La función de los sistemas DIF tiene siempre un carácter básicamente asistencial: garantizar a la población vulnerable el bienestar social más elemental. Lo que se debería traducir en transformar las vidas de las personas a las que atiende y a quieres dota de lo que el resto de la sociedad da por sentado, el poder caminar, ver, comer, vivir en paz en cada domicilio. Este cierre de pinza ha ocurrido muy pocas veces porque paulatinamente los sistemas DIF se fueron transformando en ornatos gubernamentales, más que en instituciones funcionales.
En el caso de Cuernavaca, las disfunciones del DIF municipal empezaron hace muchos años. Duraron décadas hasta que, en el 2022 empezaron a corregirse con la llegada de José Luis Urióstegui Salgado a la administración municipal y de Luz María Zagal Guzmán a la presidencia del organismo asistencial.
Aunque la presidenta del DIF Cuernavaca no parece tener la palabra difícil en su vocabulario, lo cierto es que resultó sumamente complicado recibir instalaciones en ruinas y apenas magras acciones de asistencia social para las enormes necesidades que tiene la capital de Morelos.
Vale acotar que, en términos generales, Cuernavaca es la ciudad con mayor ingreso per cápita en el estado y el dominio de la clase media y un segmento que vive con bastante holgura económica, hace pensar en que la pobreza es un problema importado.
Sin embargo, la capital de Morelos presenta severos contrastes que no se sitúan solo en la periferia; los puntos de pobreza se ubican en prácticamente toda la ciudad y alcanzan a más del 30% de la población; además, por lo menos 20 mil cuernavaquenses sobreviven en condiciones de pobreza extrema.

Así que, aunque en los hechos se negó por mucho tiempo, el DIF municipal tiene un enorme trabajo por hacer todos los días, lo que de sí constituye un reto. Y éste se vuelve mucho mayor dado el poco reconocimiento oficial y social de la situación de pobreza en que viven miles de nativos y residentes de Cuernavaca.

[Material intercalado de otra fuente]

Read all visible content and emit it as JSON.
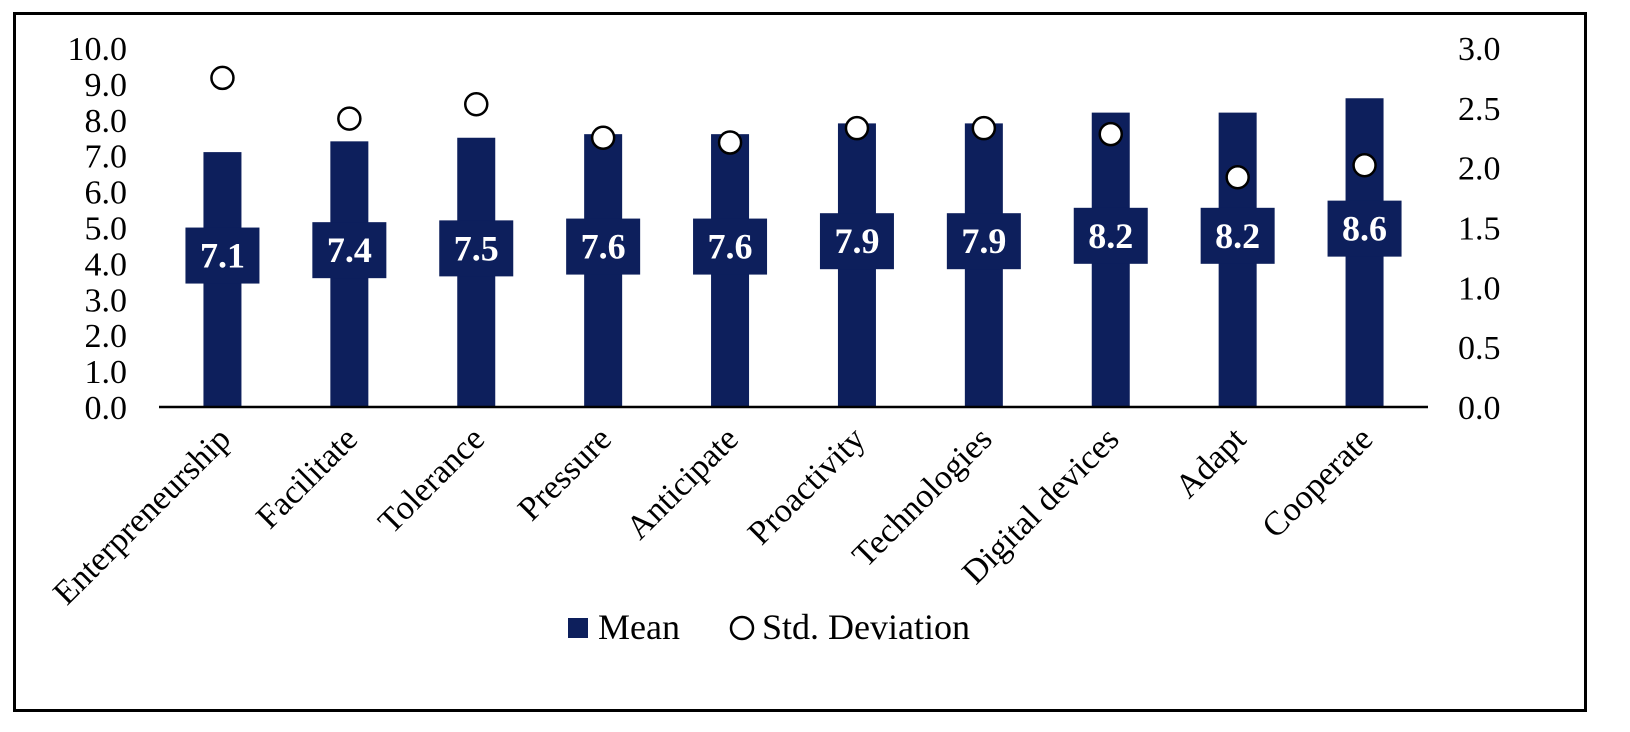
{
  "chart_data": {
    "type": "bar",
    "title": "",
    "xlabel": "",
    "ylabel": "",
    "categories": [
      "Enterpreneurship",
      "Facilitate",
      "Tolerance",
      "Pressure",
      "Anticipate",
      "Proactivity",
      "Technologies",
      "Digital devices",
      "Adapt",
      "Cooperate"
    ],
    "series": [
      {
        "name": "Mean",
        "axis": "left",
        "style": "bar",
        "values": [
          7.1,
          7.4,
          7.5,
          7.6,
          7.6,
          7.9,
          7.9,
          8.2,
          8.2,
          8.6
        ],
        "labels": [
          "7.1",
          "7.4",
          "7.5",
          "7.6",
          "7.6",
          "7.9",
          "7.9",
          "8.2",
          "8.2",
          "8.6"
        ]
      },
      {
        "name": "Std. Deviation",
        "axis": "right",
        "style": "marker",
        "values": [
          2.75,
          2.41,
          2.53,
          2.25,
          2.21,
          2.33,
          2.33,
          2.28,
          1.92,
          2.02
        ]
      }
    ],
    "ylim": [
      0,
      10
    ],
    "yticks": [
      "0.0",
      "1.0",
      "2.0",
      "3.0",
      "4.0",
      "5.0",
      "6.0",
      "7.0",
      "8.0",
      "9.0",
      "10.0"
    ],
    "y2lim": [
      0,
      3
    ],
    "y2ticks": [
      "0.0",
      "0.5",
      "1.0",
      "1.5",
      "2.0",
      "2.5",
      "3.0"
    ],
    "legend": {
      "position": "bottom",
      "items": [
        "Mean",
        "Std. Deviation"
      ]
    },
    "colors": {
      "bar": "#0d1f5c",
      "marker_fill": "#ffffff",
      "marker_stroke": "#000000"
    },
    "grid": false
  }
}
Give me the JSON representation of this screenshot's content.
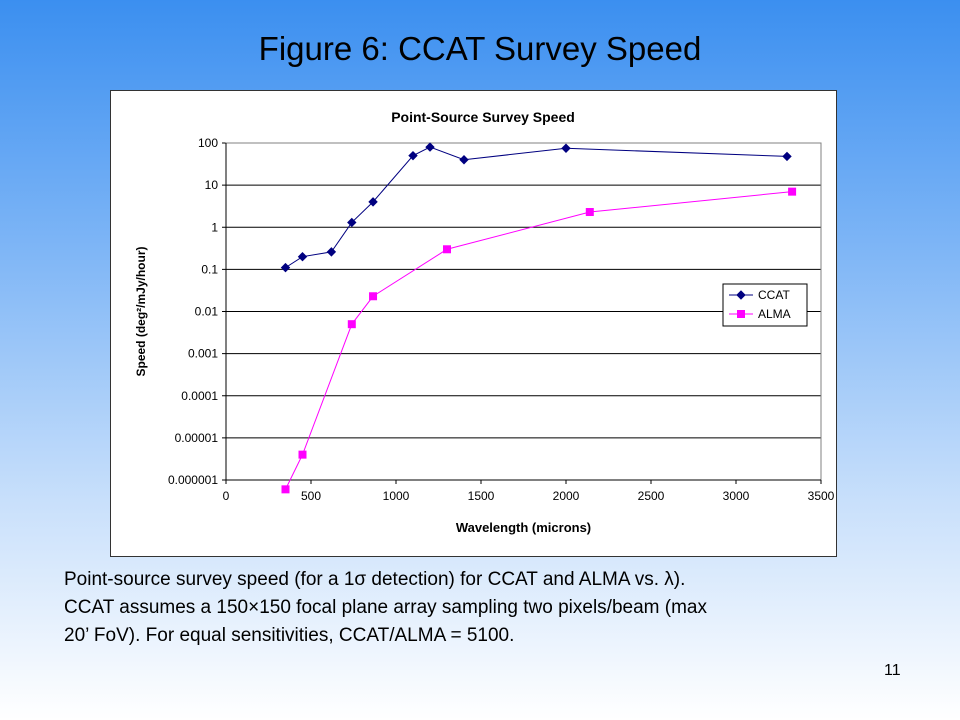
{
  "slide": {
    "title": "Figure 6: CCAT Survey Speed",
    "caption_lines": [
      "Point-source survey speed (for a 1σ detection) for CCAT and ALMA vs. λ).",
      "CCAT assumes a 150×150 focal plane array sampling two pixels/beam (max",
      "20’ FoV).   For equal sensitivities, CCAT/ALMA = 5100."
    ],
    "page_number": "11"
  },
  "chart_data": {
    "type": "scatter",
    "title": "Point-Source Survey Speed",
    "xlabel": "Wavelength (microns)",
    "ylabel": "Speed (deg²/mJy/hour)",
    "xlim": [
      0,
      3500
    ],
    "ylim": [
      1e-06,
      100
    ],
    "y_scale": "log",
    "grid": "horizontal",
    "legend_position": "right",
    "x_ticks": [
      "0",
      "500",
      "1000",
      "1500",
      "2000",
      "2500",
      "3000",
      "3500"
    ],
    "y_ticks": [
      "100",
      "10",
      "1",
      "0.1",
      "0.01",
      "0.001",
      "0.0001",
      "0.00001",
      "0.000001"
    ],
    "series": [
      {
        "name": "CCAT",
        "color": "#000080",
        "marker": "diamond",
        "x": [
          350,
          450,
          620,
          740,
          865,
          1100,
          1200,
          1400,
          2000,
          3300
        ],
        "y": [
          0.11,
          0.2,
          0.26,
          1.3,
          4,
          50,
          80,
          40,
          75,
          48
        ]
      },
      {
        "name": "ALMA",
        "color": "#ff00ff",
        "marker": "square",
        "x": [
          350,
          450,
          740,
          865,
          1300,
          2140,
          3330
        ],
        "y": [
          6e-07,
          4e-06,
          0.005,
          0.023,
          0.3,
          2.3,
          7
        ]
      }
    ]
  }
}
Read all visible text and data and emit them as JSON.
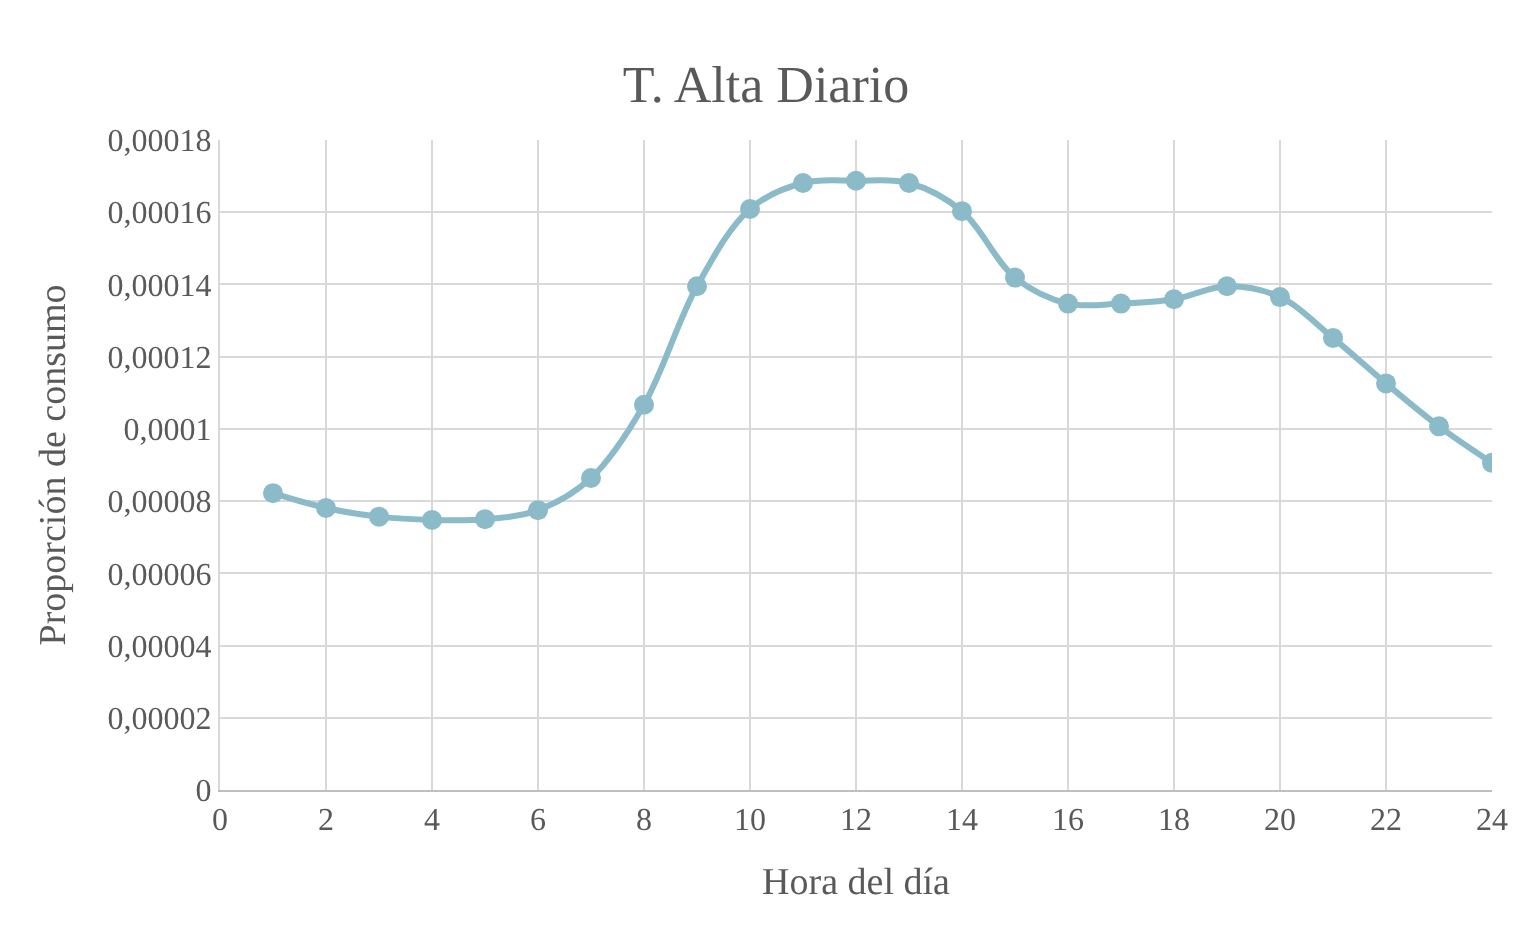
{
  "chart_data": {
    "type": "line",
    "title": "T. Alta Diario",
    "xlabel": "Hora del día",
    "ylabel": "Proporción de consumo",
    "x": [
      1,
      2,
      3,
      4,
      5,
      6,
      7,
      8,
      9,
      10,
      11,
      12,
      13,
      14,
      15,
      16,
      17,
      18,
      19,
      20,
      21,
      22,
      23,
      24
    ],
    "series": [
      {
        "color": "#8bbac8",
        "values": [
          8.22e-05,
          7.81e-05,
          7.57e-05,
          7.48e-05,
          7.5e-05,
          7.75e-05,
          8.64e-05,
          0.0001067,
          0.0001395,
          0.0001609,
          0.0001681,
          0.0001687,
          0.0001681,
          0.0001603,
          0.0001419,
          0.0001347,
          0.0001347,
          0.0001359,
          0.0001395,
          0.0001365,
          0.0001252,
          0.0001126,
          0.0001007,
          9.06e-05
        ]
      }
    ],
    "xlim": [
      0,
      24
    ],
    "xticks": [
      0,
      2,
      4,
      6,
      8,
      10,
      12,
      14,
      16,
      18,
      20,
      22,
      24
    ],
    "ylim": [
      0,
      0.00018
    ],
    "yticks": [
      {
        "value": 0,
        "label": "0"
      },
      {
        "value": 2e-05,
        "label": "0,00002"
      },
      {
        "value": 4e-05,
        "label": "0,00004"
      },
      {
        "value": 6e-05,
        "label": "0,00006"
      },
      {
        "value": 8e-05,
        "label": "0,00008"
      },
      {
        "value": 0.0001,
        "label": "0,0001"
      },
      {
        "value": 0.00012,
        "label": "0,00012"
      },
      {
        "value": 0.00014,
        "label": "0,00014"
      },
      {
        "value": 0.00016,
        "label": "0,00016"
      },
      {
        "value": 0.00018,
        "label": "0,00018"
      }
    ],
    "grid": true,
    "marker": "circle",
    "line_style": "solid",
    "legend": false
  }
}
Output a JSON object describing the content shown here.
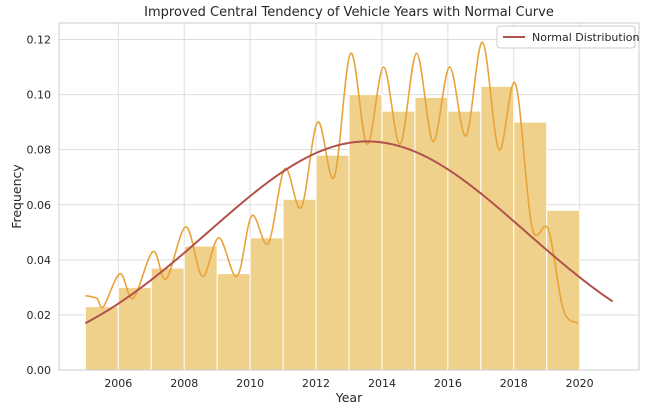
{
  "chart_data": {
    "type": "bar",
    "title": "Improved Central Tendency of Vehicle Years with Normal Curve",
    "xlabel": "Year",
    "ylabel": "Frequency",
    "xlim": [
      2004.2,
      2021.8
    ],
    "ylim": [
      0,
      0.126
    ],
    "grid": true,
    "legend_position": "top-right",
    "x_ticks": [
      2006,
      2008,
      2010,
      2012,
      2014,
      2016,
      2018,
      2020
    ],
    "y_ticks": [
      0.0,
      0.02,
      0.04,
      0.06,
      0.08,
      0.1,
      0.12
    ],
    "x_tick_labels": [
      "2006",
      "2008",
      "2010",
      "2012",
      "2014",
      "2016",
      "2018",
      "2020"
    ],
    "y_tick_labels": [
      "0.00",
      "0.02",
      "0.04",
      "0.06",
      "0.08",
      "0.10",
      "0.12"
    ],
    "histogram": {
      "bin_edges": [
        2005,
        2006,
        2007,
        2008,
        2009,
        2010,
        2011,
        2012,
        2013,
        2014,
        2015,
        2016,
        2017,
        2018,
        2019,
        2020
      ],
      "values": [
        0.023,
        0.03,
        0.037,
        0.045,
        0.035,
        0.048,
        0.062,
        0.078,
        0.1,
        0.094,
        0.099,
        0.094,
        0.103,
        0.09,
        0.058
      ],
      "color": "#f0d18b",
      "edge_color": "#ffffff"
    },
    "kde": {
      "color": "#e8a33a",
      "x": [
        2005.0,
        2005.35,
        2005.55,
        2006.05,
        2006.45,
        2007.05,
        2007.45,
        2008.05,
        2008.55,
        2009.05,
        2009.6,
        2010.05,
        2010.55,
        2011.05,
        2011.55,
        2012.05,
        2012.55,
        2013.05,
        2013.55,
        2014.05,
        2014.55,
        2015.05,
        2015.55,
        2016.05,
        2016.55,
        2017.05,
        2017.55,
        2018.05,
        2018.55,
        2019.05,
        2019.5,
        2019.95
      ],
      "y": [
        0.027,
        0.026,
        0.023,
        0.035,
        0.026,
        0.043,
        0.033,
        0.052,
        0.034,
        0.048,
        0.034,
        0.056,
        0.046,
        0.073,
        0.059,
        0.09,
        0.07,
        0.115,
        0.082,
        0.11,
        0.082,
        0.115,
        0.083,
        0.11,
        0.085,
        0.119,
        0.08,
        0.104,
        0.052,
        0.051,
        0.022,
        0.017
      ]
    },
    "series": [
      {
        "name": "Normal Distribution",
        "type": "line",
        "color": "#b1524c",
        "mean": 2013.55,
        "std": 4.8,
        "peak": 0.083,
        "x_start": 2005,
        "x_end": 2021
      }
    ]
  }
}
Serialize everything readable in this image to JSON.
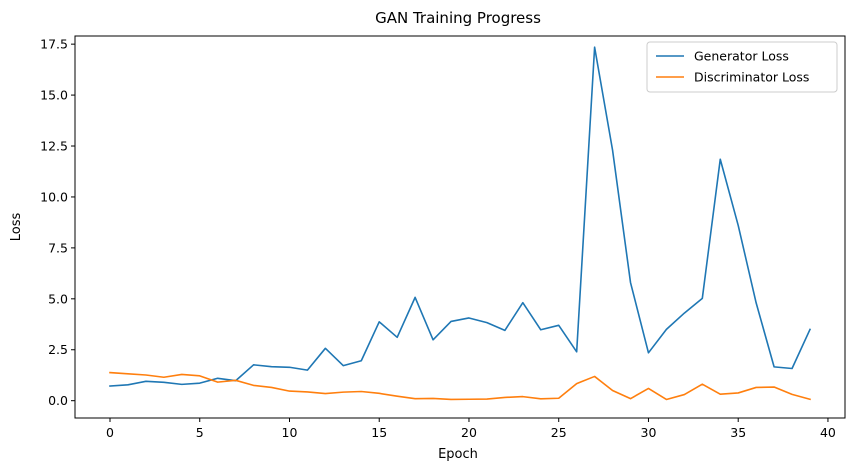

La primera tarea de Luz María Zagal, entonces, fue convencer a las autoridades municipales, estatales y federales de que en Cuernavaca también hay mucha gente necesitada; logrado eso vino la otra parte, conseguir recursos para atenderlos en un municipio que, hasta ese 2022 operaba en números rojos.
En sus primeros meses de 2022 el DIF Cuernavaca tenía solo cien mil pesos para atender a la población vulnerable. Se requirió de estrategia, inteligencia, apoyos ciudadanos y mucho ahorro para lograr lo que hoy es, seguramente, el sistema asistencial más importante del estado por su labor, pero también por el número de atenciones que proporciona, uno que se cuenta en miles por semana.
La acción del DIF Cuernavaca le ha valido a su presidenta el reconocimiento nacional de las asociaciones de Municipios de México y de Ciudades Capitales. Pero más que los galardones, el logro en el organismo es mucho más profundo y se nota en el rostro de la gente a la que ayuda cada día, pero también en los de quienes proporcionan la ayuda, un equipo de trabajo comprometido con transformar la vidas de las personas y que diariamente puede ver cómo logra ese objetivo.